To be sure, no one expected the Eagles to contend for the postseason this year. A first-year head coach, a rookie quarterback, a young, inexperienced corps of wide receivers, and a questionable secondary defense assured that there would be growing pains. But after the Birds won their first three games, including a 34-3 whitewashing of the perennially contending Pittsburgh Steelers, expectations changed. And they should have.

Even after the bye week when the losses started to mount, the Eagles still played with passion and determination. They remained competitive, beating the then-undefeated Minnesota Vikings, and the NFC South's division-leading Atlanta Falcons. What's more, the Birds could have easily won any of the other four games they played during that period, losing by no more than a touchdown to any of their opponents.
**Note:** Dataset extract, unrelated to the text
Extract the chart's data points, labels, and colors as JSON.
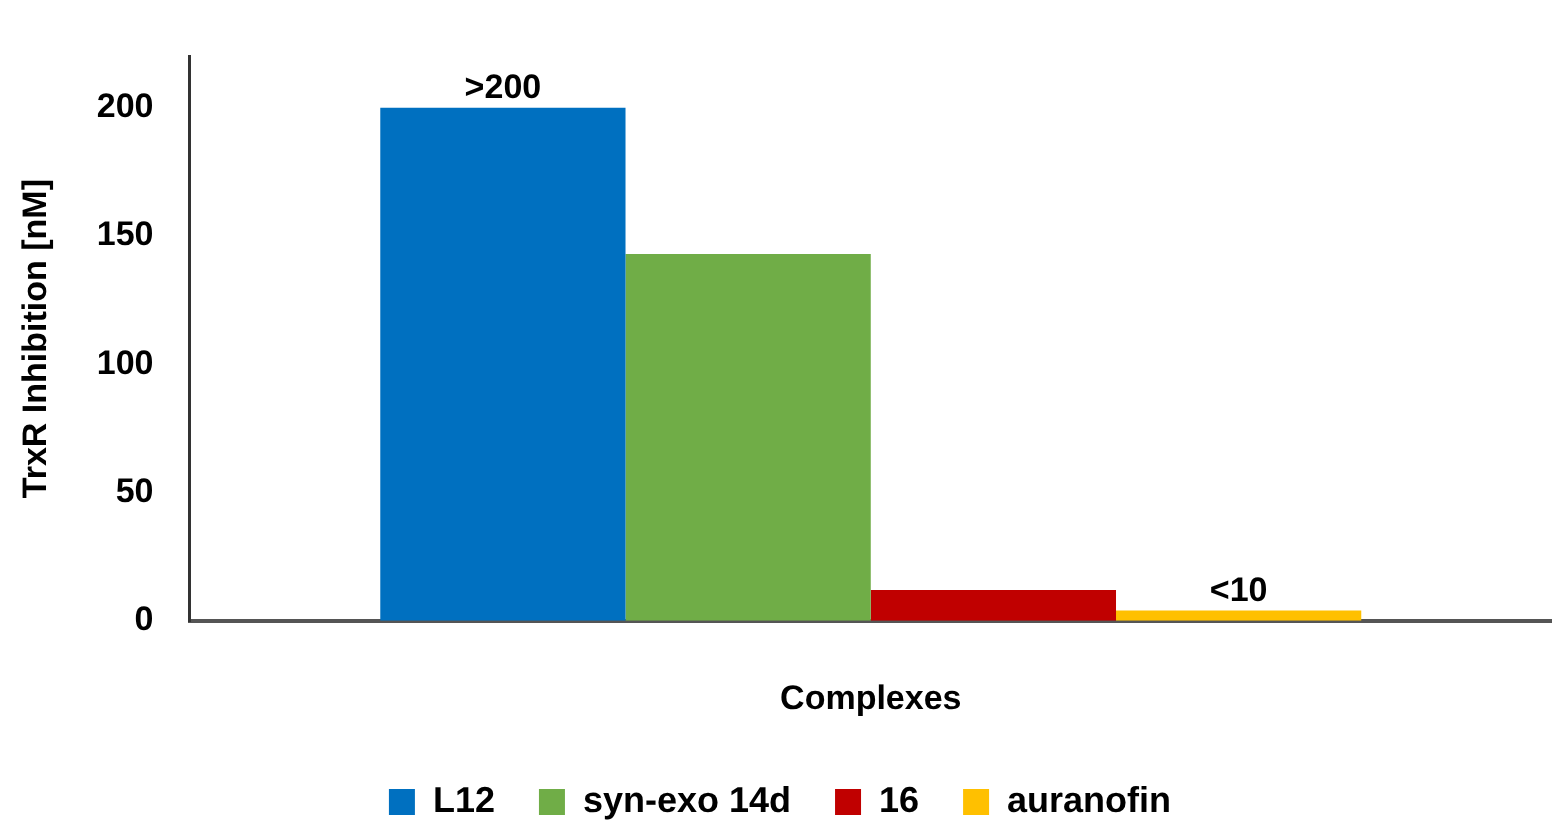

But their performance in the last three losses - Seattle Seahawks (26-15), Green Bay Packers (27-13), and especially Sunday's loss against the Bengals - is unacceptable. Most of the points the Eagles scored in those games were "garbage points," tallied after they no longer had a chance to win.

What's so disturbing is not the fact that they lost those games, but how they lost them. Not only did the coaches and the players fail to meet the standard that they set for themselves earlier in the season, but they did so with very little passion, focus, or pride. And that is an insult to the fans because it reflects on us and our city.

The next time Doug Pederson, his coaching staff, and his players don the green, white, and black, they better remember that they all get paid to compete with heart, to win, and to represent this city with some pride.

If not, they just might be out of a job in pro football, and then they'll find out just how hard life really is.